2. The essence of the relationship between PTI and the state was miscalculated by PDM. Once the essence of his attacks on the state had been personalised by Nawaz Sharif, the argument peddled by his party leaders was that this unusual nature of critique would have a ‘shock and awe’ effect. Any consternation was generated by the original salvos, but this did not lead to the anticipated effect, a withdrawal by the establishment to protect itself from such overt critique. One PML-N representative believes that there were some initial communications from the establishment surrounding Sharif’s personalised attacks. There was no substantive follow-up, though, and the communications dried up afterwards.

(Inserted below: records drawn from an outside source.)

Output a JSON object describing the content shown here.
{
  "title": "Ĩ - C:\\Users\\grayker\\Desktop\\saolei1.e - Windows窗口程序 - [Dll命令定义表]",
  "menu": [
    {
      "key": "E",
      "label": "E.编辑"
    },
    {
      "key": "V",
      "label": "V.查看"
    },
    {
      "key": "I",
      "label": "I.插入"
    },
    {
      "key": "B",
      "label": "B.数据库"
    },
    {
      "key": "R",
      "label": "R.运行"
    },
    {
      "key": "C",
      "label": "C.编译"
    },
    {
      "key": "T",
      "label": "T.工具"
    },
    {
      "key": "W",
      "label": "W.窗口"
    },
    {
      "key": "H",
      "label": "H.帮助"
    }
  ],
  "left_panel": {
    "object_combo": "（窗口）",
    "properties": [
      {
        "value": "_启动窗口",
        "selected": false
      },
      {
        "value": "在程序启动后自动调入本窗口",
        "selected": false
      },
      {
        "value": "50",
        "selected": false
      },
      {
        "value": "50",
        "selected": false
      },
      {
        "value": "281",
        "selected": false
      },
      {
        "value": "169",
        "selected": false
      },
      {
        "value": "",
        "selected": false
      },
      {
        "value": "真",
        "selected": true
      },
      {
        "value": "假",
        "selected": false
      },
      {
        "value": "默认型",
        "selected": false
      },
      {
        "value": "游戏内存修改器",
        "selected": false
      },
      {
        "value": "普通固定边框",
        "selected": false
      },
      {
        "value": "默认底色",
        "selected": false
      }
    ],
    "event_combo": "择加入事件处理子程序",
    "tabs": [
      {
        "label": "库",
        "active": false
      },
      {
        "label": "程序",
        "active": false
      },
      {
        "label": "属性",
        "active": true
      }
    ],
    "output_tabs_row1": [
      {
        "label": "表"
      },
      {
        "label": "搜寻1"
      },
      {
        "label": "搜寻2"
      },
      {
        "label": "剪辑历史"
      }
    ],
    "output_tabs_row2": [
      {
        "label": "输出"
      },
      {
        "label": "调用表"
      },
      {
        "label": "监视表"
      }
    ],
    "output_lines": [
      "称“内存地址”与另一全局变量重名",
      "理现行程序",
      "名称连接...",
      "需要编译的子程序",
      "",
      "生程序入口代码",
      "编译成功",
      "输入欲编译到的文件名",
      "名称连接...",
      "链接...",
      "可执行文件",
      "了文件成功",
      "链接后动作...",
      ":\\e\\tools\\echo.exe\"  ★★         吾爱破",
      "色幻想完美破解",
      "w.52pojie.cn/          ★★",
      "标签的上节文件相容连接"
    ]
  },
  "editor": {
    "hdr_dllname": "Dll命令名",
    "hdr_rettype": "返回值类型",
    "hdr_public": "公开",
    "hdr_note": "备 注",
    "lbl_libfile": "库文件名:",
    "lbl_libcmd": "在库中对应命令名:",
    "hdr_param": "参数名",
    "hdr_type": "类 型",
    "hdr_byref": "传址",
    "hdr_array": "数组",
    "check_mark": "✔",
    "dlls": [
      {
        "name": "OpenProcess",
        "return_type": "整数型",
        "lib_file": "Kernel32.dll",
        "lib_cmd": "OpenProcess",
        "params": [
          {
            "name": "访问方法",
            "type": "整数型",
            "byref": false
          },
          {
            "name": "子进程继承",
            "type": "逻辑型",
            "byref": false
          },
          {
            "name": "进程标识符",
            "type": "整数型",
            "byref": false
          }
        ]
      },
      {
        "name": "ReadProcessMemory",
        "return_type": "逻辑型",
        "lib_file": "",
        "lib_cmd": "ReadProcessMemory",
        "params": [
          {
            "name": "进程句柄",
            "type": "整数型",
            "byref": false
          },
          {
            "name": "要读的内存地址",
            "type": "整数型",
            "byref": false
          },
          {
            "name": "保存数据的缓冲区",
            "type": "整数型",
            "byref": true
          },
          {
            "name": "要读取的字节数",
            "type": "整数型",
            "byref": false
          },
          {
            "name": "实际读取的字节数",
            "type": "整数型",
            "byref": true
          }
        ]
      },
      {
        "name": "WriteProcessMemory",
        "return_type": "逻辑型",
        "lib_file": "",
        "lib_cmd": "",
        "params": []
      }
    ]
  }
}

3. As a primary target, the PML-N targeted the establishment and found it impossible for other parties to keep up with the strength of the attack. A PPP leader says that Sharif’s public appointment of the army chief and ISI head was, in his party’s assessment, counter-productive and potentially inadvisable. The more realistic members of the PML-N express these thoughts and they suggest the party will now, at least for the time being, have to backtrack from this path.
4. In his approach, PDM lacked finesse. One parliamentarian who was active in internal discussions admits that there were different loose ends in their policy that stayed loose until the end. There was a lot of attention on the campaign being operationalized by protests, but not enough information on how this ‘public pressure’ would translate into concrete results aimed at derailing the government of Imran Khan. Sharif kept the policy cards tight to his side, and although the second tier leadership of the party had lots of frequent and thorough meetings, much of this concerned with tactical strategies rather than grand strategy.
5. Due to inflation and rising cost of living, PDM misinterpreted the popular Pakistani’s desire to join the anti-government movement. The PDM narrative was unable to completely manipulate them in order to bring people into protests other than their own staff, though these stresses existed for sure. The momentum needed has not built up,” acknowledges a senior Punjab opposition leader.”
The PDM narrative has vacillated between anti-establishment and inflation, according to a parliamentarian who is considered a hardliner in his faction. He argued that whilst these two were basically tied to an inept government whose mismanagement of governance has contributed to stagnation, etc., it belies the simplistic linearity of a good political narrative.